Almanya, son seçimlerde keskin bir formda sağa kayarak 1930’lardan bu yana en yüksek çok sağ sonucunu elde etti.
Seçim sonuçları dünya genelinde bir şok dalgası yaratırken, İsrail’de Binyamin Netanyahu liderliğindeki hükümet, bu seçimlerin sessiz galibi olarak görülüyor.

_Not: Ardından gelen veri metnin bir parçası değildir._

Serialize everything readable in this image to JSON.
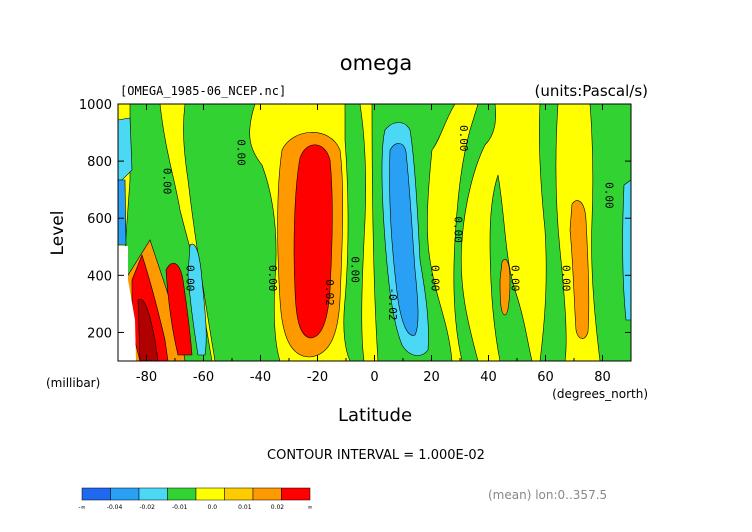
{
  "chart_data": {
    "type": "heatmap",
    "title": "omega",
    "subtitle_left": "[OMEGA_1985-06_NCEP.nc]",
    "subtitle_right": "(units:Pascal/s)",
    "xlabel": "Latitude",
    "xunit": "(degrees_north)",
    "ylabel": "Level",
    "yunit": "(millibar)",
    "xlim": [
      -90,
      90
    ],
    "ylim": [
      1000,
      100
    ],
    "x_ticks": [
      -80,
      -60,
      -40,
      -20,
      0,
      20,
      40,
      60,
      80
    ],
    "x_tick_labels": [
      "-80",
      "-60",
      "-40",
      "-20",
      "0",
      "20",
      "40",
      "60",
      "80"
    ],
    "y_ticks": [
      200,
      400,
      600,
      800,
      1000
    ],
    "y_tick_labels": [
      "200",
      "400",
      "600",
      "800",
      "1000"
    ],
    "contour_interval_text": "CONTOUR INTERVAL = 1.000E-02",
    "footnote": "(mean) lon:0..357.5",
    "contour_labels": [
      {
        "x": -66,
        "y": 390,
        "text": "0.00"
      },
      {
        "x": -37,
        "y": 390,
        "text": "0.00"
      },
      {
        "x": -48,
        "y": 830,
        "text": "0.00"
      },
      {
        "x": -74,
        "y": 730,
        "text": "0.00"
      },
      {
        "x": -17,
        "y": 340,
        "text": "0.02"
      },
      {
        "x": -8,
        "y": 420,
        "text": "0.00"
      },
      {
        "x": 5,
        "y": 300,
        "text": "-0.02"
      },
      {
        "x": 20,
        "y": 390,
        "text": "0.00"
      },
      {
        "x": 28,
        "y": 560,
        "text": "0.00"
      },
      {
        "x": 30,
        "y": 880,
        "text": "0.00"
      },
      {
        "x": 48,
        "y": 390,
        "text": "0.00"
      },
      {
        "x": 66,
        "y": 390,
        "text": "0.00"
      },
      {
        "x": 81,
        "y": 680,
        "text": "0.00"
      }
    ],
    "legend": {
      "colors": [
        "#1e69f0",
        "#2aa0f5",
        "#4bd8f5",
        "#32d232",
        "#ffff00",
        "#ffcc00",
        "#ff9900",
        "#ff0000"
      ],
      "labels": [
        "-∞",
        "-0.04",
        "-0.02",
        "-0.01",
        "0.0",
        "0.01",
        "0.02",
        "∞"
      ]
    }
  }
}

NETANYAHU’NUN ODAĞI İŞ BİRLİĞİNDE
Dünyanın dikkati, Almanların beşte birinin çok sağcı popülist Almanya İçin Alternatif (AfD) partisini desteklemesinin yarattığı şoktayken, Netanyahu’nun odağı, gelecek hükümette merkez-sağ görüşlü Hristiyan Demokratlarla yapacakları iş birliği olacak.
Hristiyan Demokratları tekrar başbakanlığa taşıyacak olan Friedrich Merz, Almanya’nın İsrail’e zati cömertçe verdiği dayanağı daha da artırma kelamı verdi.
İSRAİL İLE BİRLİKTE ÇALIŞACAK
Uluslararası Ceza Mahkemesi’nin Gazze’deki savaş hataları nedeniyle verdiği tutuklama buyruklarına karşın İsrail Başbakanı Binyamin Netanyahu’nun Almanya’yı ziyaret edebilmesini sağlamak için “her şeyi yapacağına” yemin etti.
Aynı vakitte da misyondan ayrılan hükümetin İsrail’e silah ihracatına uyguladığı “ambargosunu” da sona erdireceğine kelam verdi.
TRUMP’IN SKANDAL GAZZE PLANI
Tüm bu durumların ortasında, ABD Başkanı Donald Trump’ın Gazze Şeridi’ni ele geçirme ve Filistinli nüfusu zorla yerinden etme planı geldi.
Merkez sol Toplumsal Demokratlar planı “tamamen kabul edilemez” olarak, Yeşiller planı “uluslararası hukuka aykırı” olarak nitelerken, Hristiyan Demokratlar ise planı kınayan hiçbir açıklamada bulunmadı. Hatta parti içinden kimi milletvekilleri, Trump’ı öven açıklamalarda bulundu.
Bu durum, yeni iktidarın Almanya’nın İsrail-Filistin savaşı konusundaki duruşunu nasıl değiştirebileceğine dair açık bir işaret sunuyor.